Mitch Albom once written that birth and death draw people together. and i do believe so. when someone is born into this world, we get so excited and can't wait to see the newborn. and yet, when someone leaves us, may it be someone very close to us or someone whom we don't know very well, we all come to see that person for the last time and bid him/ her goodbye. we reminisce the moments we shared, no matter how big or small that moment may be.


death is something that i'm really not used to. it is something that i don't want to talk about and i guess it is something that i fear. maybe that it is the reason why i hesitated to visit a friend's wake. although i don't know him that much and although we only shared few conversations back in high school, i was still saddened by his loss. his death came unexpectedly and i could still remember the time i saw him last December - still in good health.

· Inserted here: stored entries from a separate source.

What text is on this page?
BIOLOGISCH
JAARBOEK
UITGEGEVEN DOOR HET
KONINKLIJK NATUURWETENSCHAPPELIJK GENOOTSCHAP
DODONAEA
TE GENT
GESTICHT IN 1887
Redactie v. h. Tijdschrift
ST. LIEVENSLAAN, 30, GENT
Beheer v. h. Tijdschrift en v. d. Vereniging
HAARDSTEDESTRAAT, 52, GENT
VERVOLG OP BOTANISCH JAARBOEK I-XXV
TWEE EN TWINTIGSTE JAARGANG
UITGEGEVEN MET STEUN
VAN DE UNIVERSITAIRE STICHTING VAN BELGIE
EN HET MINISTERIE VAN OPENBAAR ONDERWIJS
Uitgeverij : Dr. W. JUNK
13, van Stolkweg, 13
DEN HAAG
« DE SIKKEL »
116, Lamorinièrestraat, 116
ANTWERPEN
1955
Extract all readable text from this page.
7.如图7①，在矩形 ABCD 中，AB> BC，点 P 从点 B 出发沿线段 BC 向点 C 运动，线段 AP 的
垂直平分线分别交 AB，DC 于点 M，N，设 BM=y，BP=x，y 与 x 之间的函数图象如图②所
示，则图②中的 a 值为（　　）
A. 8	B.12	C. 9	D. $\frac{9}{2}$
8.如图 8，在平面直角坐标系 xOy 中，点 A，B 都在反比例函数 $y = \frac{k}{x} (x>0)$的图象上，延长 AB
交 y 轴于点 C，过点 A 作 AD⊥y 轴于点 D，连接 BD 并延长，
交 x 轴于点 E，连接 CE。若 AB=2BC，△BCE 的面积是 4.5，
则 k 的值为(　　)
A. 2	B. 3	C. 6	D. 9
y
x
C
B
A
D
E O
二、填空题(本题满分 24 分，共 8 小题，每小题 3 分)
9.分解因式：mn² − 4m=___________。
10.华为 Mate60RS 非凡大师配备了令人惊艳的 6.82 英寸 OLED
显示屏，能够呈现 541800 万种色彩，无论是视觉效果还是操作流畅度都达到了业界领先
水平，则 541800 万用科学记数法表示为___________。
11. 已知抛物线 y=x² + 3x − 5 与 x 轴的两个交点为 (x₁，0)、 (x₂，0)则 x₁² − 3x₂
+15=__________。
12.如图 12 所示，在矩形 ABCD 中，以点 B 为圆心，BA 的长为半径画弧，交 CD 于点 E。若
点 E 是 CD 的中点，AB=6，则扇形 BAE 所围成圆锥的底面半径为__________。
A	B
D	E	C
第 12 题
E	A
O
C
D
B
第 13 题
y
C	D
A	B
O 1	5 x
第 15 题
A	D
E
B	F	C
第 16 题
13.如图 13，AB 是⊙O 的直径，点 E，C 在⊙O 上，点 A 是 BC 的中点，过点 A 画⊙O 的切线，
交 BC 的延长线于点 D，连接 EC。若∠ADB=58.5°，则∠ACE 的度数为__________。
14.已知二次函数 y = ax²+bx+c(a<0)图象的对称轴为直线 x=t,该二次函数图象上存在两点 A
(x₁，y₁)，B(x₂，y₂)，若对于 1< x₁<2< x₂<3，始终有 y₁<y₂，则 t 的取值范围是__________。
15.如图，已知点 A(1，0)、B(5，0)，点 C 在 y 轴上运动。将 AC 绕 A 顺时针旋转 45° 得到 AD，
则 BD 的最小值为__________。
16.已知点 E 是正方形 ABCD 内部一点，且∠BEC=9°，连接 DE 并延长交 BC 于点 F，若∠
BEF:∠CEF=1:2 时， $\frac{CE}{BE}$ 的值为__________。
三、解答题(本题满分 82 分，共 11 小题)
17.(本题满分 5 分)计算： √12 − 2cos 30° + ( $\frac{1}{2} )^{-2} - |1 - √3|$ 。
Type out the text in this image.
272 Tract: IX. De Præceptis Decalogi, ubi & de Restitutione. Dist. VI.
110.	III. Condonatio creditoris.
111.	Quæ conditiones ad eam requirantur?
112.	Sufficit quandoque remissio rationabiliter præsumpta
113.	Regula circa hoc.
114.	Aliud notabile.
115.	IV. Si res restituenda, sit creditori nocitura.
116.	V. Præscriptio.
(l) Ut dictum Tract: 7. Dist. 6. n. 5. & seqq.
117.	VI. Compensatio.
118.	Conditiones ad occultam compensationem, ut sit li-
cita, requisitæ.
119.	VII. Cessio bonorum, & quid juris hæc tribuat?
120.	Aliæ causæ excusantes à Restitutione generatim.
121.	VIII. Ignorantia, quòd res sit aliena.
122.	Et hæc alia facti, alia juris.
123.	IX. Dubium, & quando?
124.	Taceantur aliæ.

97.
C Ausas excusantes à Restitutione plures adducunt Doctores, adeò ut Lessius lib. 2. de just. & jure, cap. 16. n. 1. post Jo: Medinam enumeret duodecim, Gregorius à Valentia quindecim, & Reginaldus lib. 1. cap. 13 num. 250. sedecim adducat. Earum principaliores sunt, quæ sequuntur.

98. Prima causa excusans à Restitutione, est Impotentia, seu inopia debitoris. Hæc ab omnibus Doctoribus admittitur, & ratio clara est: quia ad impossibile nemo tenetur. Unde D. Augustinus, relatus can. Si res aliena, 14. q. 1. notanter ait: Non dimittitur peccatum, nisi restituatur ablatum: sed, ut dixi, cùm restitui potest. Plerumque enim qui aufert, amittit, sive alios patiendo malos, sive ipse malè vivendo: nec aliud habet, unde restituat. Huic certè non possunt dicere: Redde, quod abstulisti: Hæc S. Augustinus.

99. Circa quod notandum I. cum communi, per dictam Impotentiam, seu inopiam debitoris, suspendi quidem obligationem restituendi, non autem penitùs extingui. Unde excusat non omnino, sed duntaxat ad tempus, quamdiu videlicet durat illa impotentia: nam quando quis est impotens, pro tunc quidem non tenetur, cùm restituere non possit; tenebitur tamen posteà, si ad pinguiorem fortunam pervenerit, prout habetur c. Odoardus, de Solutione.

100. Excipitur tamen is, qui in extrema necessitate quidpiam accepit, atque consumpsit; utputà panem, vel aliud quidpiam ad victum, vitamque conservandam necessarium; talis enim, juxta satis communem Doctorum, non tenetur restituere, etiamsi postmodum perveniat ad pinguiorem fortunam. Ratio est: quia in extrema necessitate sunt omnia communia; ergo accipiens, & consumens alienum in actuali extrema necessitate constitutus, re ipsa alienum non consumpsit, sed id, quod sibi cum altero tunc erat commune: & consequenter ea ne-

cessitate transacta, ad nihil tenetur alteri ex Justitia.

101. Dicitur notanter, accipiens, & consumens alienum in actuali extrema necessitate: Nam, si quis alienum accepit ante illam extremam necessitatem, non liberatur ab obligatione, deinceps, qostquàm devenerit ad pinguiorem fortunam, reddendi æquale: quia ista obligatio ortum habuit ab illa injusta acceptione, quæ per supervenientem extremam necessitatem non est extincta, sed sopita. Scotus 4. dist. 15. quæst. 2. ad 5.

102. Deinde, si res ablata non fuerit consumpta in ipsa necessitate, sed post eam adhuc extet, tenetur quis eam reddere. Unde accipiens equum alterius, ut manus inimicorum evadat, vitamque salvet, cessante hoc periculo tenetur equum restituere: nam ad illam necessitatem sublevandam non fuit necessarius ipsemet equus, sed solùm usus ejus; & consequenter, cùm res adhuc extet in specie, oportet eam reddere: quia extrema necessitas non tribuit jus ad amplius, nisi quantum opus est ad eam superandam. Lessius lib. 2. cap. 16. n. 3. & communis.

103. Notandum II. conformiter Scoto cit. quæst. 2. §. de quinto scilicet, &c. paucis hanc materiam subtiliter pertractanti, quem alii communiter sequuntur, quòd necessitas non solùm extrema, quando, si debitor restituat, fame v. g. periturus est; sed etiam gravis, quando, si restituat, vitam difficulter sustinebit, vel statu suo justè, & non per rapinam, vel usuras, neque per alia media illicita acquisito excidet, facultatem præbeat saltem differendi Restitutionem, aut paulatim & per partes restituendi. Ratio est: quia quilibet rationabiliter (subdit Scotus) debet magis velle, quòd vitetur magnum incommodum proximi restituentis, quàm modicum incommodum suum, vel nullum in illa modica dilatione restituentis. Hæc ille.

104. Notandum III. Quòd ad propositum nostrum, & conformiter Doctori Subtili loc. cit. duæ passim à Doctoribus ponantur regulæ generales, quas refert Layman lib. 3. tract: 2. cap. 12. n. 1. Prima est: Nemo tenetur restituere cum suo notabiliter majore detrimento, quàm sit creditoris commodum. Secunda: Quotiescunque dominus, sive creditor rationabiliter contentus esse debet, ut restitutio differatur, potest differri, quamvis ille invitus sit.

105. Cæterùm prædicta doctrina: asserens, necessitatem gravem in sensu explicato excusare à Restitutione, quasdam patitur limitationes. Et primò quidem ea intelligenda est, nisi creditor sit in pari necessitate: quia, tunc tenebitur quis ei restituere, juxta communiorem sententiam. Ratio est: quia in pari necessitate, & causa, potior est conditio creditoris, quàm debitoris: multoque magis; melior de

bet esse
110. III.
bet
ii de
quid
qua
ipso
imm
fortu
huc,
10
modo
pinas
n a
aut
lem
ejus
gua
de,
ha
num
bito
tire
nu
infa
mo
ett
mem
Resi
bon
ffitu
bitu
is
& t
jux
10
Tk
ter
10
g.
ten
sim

his loss may be painful especially to those whom  he left behind but i'd like to believe that this would also serve as an inspiration to us, to everyone, to make the most out of the time we could still spend with our loved ones and our friends; to give someone a smile or a hi/hello whenever we bump into each other. and to tell them how much we love and value them. because we never know we might not have another chance to do so.


*rest in peace, Vince. we may not be that close but you are remembered.